Barely five years after being deemed “too small” to play for the Ontario Hockey Association's Paris Mounties, Dalpe has achieved a goal so many only dream of. The now 6-foot-1, 195-lb. native of Paris, Ont. is travelling the world playing professional hockey.
“‘Big time’ is what we used to call it growing up,” Dalpe said. “It’s sort of surreal being here now.”
Dalpe has made quite the trek from the beginning of his journey, starting with the Junior B Stratford Cullitons of the Ontario Junior Hockey League, followed by the Penticton Vees of the British Columbia Hockey League. Most recently, he attended Ohio State University on an athletic scholarship.
After being drafted in the second round — 45th overall — by the Hurricanes in 2008, Dalpe’s quest to crack the team's roster is complete.
As a perk of making the 2010-11 squad, Dalpe was given the opportunity to play his first set of games overseas: An exhibition game in Russia and two regular season contests in Finland. Carolina picked up two wins over the Minnesota Wild and he notched his first career point in the process — an assist on an Anton Babchuk goal.
“I was honestly thinking, 'Please just score',” Dalpe laughed. “It’s not often that you get the opportunity to set up a play like that.”
With three players on the Hurricanes roster hailing from Finland, Dalpe and his teammates were able to experience some authentic Finnish traditions, including a trip to an exotic smoke-sauna on a private island — a treat from forward Tuomo Ruutu.
Now back in North America, Dalpe finds himself consistently on the move between Raleigh and the league's 29 other cities. Though quick to note how well he’s getting taken care of, alluding to the lavish hotels and meals, he admits that parts of life on the road can be difficult to adjust to.
“It’s tough doing all of this travelling and adjusting to the time changes,” Dalpe explained. “I’m used to playing just over 30 games at the college level.”
In Raleigh, Dalpe bunks with another rookie — 18-year-old Jeff Skinner, a former member of the Ontario Hockey League's Kitchener Rangers.
“All of the guys say he’s like my younger brother,” Dalpe said, who has two brothers himself. “He’s a really great guy, always laughing and has a big smile.
“I always think I’m making these really funny jokes when he’s cracking up, but then I see him have the same reaction with all the other guys and I realize it’s not just me.”
The Hurricanes’ young guns are now playing alongside some of the very players they grew up watching.
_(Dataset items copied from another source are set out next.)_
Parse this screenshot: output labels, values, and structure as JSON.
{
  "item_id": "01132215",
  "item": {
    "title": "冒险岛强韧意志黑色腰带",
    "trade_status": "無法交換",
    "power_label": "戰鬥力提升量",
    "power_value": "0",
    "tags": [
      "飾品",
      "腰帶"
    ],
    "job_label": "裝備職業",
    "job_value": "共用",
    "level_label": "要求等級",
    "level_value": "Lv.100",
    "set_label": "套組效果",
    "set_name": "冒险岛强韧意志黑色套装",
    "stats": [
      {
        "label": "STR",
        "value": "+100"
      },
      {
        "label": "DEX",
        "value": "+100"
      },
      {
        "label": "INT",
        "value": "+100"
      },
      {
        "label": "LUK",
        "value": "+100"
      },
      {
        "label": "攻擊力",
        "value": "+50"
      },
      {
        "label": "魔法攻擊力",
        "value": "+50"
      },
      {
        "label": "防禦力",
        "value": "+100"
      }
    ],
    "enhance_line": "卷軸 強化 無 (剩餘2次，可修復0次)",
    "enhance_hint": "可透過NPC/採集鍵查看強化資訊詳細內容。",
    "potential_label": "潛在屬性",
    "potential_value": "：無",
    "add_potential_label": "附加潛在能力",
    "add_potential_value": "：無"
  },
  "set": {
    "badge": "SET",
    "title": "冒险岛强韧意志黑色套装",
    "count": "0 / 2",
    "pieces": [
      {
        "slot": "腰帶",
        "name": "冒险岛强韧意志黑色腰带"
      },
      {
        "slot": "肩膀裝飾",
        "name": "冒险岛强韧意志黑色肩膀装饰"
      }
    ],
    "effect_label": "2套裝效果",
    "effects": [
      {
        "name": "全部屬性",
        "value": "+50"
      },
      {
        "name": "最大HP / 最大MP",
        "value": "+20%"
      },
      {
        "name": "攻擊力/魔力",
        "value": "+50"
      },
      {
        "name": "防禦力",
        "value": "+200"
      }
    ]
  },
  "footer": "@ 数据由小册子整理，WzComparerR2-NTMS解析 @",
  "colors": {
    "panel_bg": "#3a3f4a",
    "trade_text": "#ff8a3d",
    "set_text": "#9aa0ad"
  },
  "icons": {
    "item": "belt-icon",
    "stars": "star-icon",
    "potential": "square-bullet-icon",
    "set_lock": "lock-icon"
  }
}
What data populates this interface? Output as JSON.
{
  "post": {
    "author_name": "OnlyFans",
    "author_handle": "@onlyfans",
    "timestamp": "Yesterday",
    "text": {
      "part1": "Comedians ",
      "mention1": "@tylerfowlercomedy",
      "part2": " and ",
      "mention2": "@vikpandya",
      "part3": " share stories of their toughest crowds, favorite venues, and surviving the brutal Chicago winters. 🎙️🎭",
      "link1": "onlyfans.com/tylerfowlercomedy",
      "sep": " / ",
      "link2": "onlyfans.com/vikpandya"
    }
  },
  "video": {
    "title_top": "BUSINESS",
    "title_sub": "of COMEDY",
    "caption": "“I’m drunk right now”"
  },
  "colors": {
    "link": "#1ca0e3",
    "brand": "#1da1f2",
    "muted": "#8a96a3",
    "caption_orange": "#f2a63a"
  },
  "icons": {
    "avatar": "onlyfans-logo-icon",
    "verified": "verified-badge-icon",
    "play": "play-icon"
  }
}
“My first game I remember looking down at the other end of the ice and seeing all these big names,” he said. “But you can’t think too much about it, because you won’t be on the ice for very much longer if they score.”
Dalpe says he now has his sights set on his first NHL goal and he’s continuing to improve his game with advice from team leaders.
The most pivotal step for him going forward will be getting the call from upper management to find more permanent living arrangements in Raleigh.
“Right now, Skinner and I are set up in a long-term stay hotel. But when you get the call to find more permanent living arrangements, you know you’ll be here awhile.”